Our flexible structure allows you to assemble programmes of study tailored to your personal and professional interests. You can opt for the open pathway, or choose one of our specialist pathways: Medieval and Renaissance; Romantic and Victorian Studies; Modern and Contemporary Literature; Gender and Sexuality Studies; Cultural and Critical Theory, which groups together groups of taught modules with related research activities and skills training available in the School.

The degree is structured in two parts.

• Part one

You choose four modules from a range of specialist options. You take two modules per semester (one module per semester for part-time study)

All teaching is by seminars and workshops structured around student participation, featuring opportunities to present your work. Each module consists of a two-hour seminar per week and is assessed by a 4,000-word essay (or equivalent).

In addition to the taught modules, you attend weekly workshops on research methods and scholarly presentation.

• Part Two

You undertake a dissertation of 16,000-20,000 words on a subject of your choice, developed in consultation with a supervisor in the field. You begin to plan and research your dissertation in the second semester for submission in September.

Core module:

English Literature Ma Dissertation

Optional modules:

The Myth of King Arthur in The Nineteenth and Twentieth Centuries
Violent Death in Renaissance Drama
Reading/Theory
Constructing Shakespeare
Neo-Victorian Metatextualities
Writing and Experimentation
Heroes and Villains from Chaucer to Shakespeare
Spectral Femininities
Writing Victorian Science
Children's Fantasy Fiction Since 1900
Before Homosexuality? Representing Same Sex Desire from Smollett to Sexology
Romantic Poetry and Place
Project Management and Advanced Research Skills
Narrative and Nation: Romantic Prose 1980-1830
White
Virginia Woolf's Modernism
Ecotheories
Digital Theory

Teaching

Teaching is delivered in seminar groups for all modules. The teaching for each module is text-based and revolves around the exploration of concepts and ideas from a range of literary, historical, and theoretical perspectives within the broad field of English Literature.

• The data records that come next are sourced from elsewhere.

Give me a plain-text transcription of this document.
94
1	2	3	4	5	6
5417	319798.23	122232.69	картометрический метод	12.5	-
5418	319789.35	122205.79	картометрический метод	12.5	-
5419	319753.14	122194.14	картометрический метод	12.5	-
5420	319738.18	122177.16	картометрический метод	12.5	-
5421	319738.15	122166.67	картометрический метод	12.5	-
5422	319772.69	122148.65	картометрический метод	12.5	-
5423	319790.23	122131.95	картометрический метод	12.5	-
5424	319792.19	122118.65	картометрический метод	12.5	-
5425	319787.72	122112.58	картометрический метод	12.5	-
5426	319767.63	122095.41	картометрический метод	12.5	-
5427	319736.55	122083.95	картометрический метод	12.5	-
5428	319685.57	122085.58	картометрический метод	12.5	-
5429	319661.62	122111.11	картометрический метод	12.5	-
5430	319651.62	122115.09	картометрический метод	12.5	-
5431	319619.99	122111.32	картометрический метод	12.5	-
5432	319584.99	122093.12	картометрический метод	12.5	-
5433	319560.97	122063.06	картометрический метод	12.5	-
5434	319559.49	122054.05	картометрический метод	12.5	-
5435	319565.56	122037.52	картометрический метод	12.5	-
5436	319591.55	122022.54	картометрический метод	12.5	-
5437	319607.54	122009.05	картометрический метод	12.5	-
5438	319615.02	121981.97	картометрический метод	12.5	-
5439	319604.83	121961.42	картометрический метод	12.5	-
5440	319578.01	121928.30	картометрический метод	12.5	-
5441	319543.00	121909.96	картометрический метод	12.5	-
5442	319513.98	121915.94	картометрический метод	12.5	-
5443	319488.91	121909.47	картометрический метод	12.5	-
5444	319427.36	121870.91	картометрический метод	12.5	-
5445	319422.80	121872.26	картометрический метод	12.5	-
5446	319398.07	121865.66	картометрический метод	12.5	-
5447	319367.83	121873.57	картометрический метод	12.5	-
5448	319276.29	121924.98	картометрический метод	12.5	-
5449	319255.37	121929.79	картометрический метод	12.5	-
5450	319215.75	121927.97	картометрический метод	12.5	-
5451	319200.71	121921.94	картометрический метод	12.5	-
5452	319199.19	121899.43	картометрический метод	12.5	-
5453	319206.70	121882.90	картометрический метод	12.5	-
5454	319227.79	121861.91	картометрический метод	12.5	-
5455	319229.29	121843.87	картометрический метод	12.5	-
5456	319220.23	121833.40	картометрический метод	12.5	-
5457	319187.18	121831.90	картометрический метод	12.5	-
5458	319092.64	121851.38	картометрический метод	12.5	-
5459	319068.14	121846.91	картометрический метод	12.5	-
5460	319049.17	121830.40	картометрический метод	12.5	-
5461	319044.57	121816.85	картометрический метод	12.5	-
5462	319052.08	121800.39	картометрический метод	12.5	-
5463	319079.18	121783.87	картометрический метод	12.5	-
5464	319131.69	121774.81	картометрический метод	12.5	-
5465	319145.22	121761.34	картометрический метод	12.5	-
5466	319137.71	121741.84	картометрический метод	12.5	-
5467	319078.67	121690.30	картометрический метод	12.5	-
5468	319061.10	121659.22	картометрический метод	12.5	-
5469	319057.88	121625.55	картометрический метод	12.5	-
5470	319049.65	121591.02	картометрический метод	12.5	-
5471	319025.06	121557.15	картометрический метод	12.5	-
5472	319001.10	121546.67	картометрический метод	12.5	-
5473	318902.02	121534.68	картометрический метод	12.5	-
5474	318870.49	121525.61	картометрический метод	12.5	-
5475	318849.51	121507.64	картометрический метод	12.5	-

The learning activities vary from module to module as appropriate, but will include such as activities as interactive discussions of prepared texts/topics and, in some cases, student-led presentations.

Encouraged to explore our excellent library resources, you are expected to undertake preparation including wide-ranging reading to enable full participation.

Assessment

Each module on Part One is assessed by a 4,000-word essay or equivalent (which can include up to 10% of the module being assessed by oral presentation).

Part Two is examined by a 16,000-20,000-word dissertation.

Career prospects

Postgraduate study is a gateway to many careers within and beyond academia.

Many of our alumni enter (or return to) various professions including academia, primary and secondary education, journalism, publishing, archival and library work, the Civil Service, arts administration and the creative industries.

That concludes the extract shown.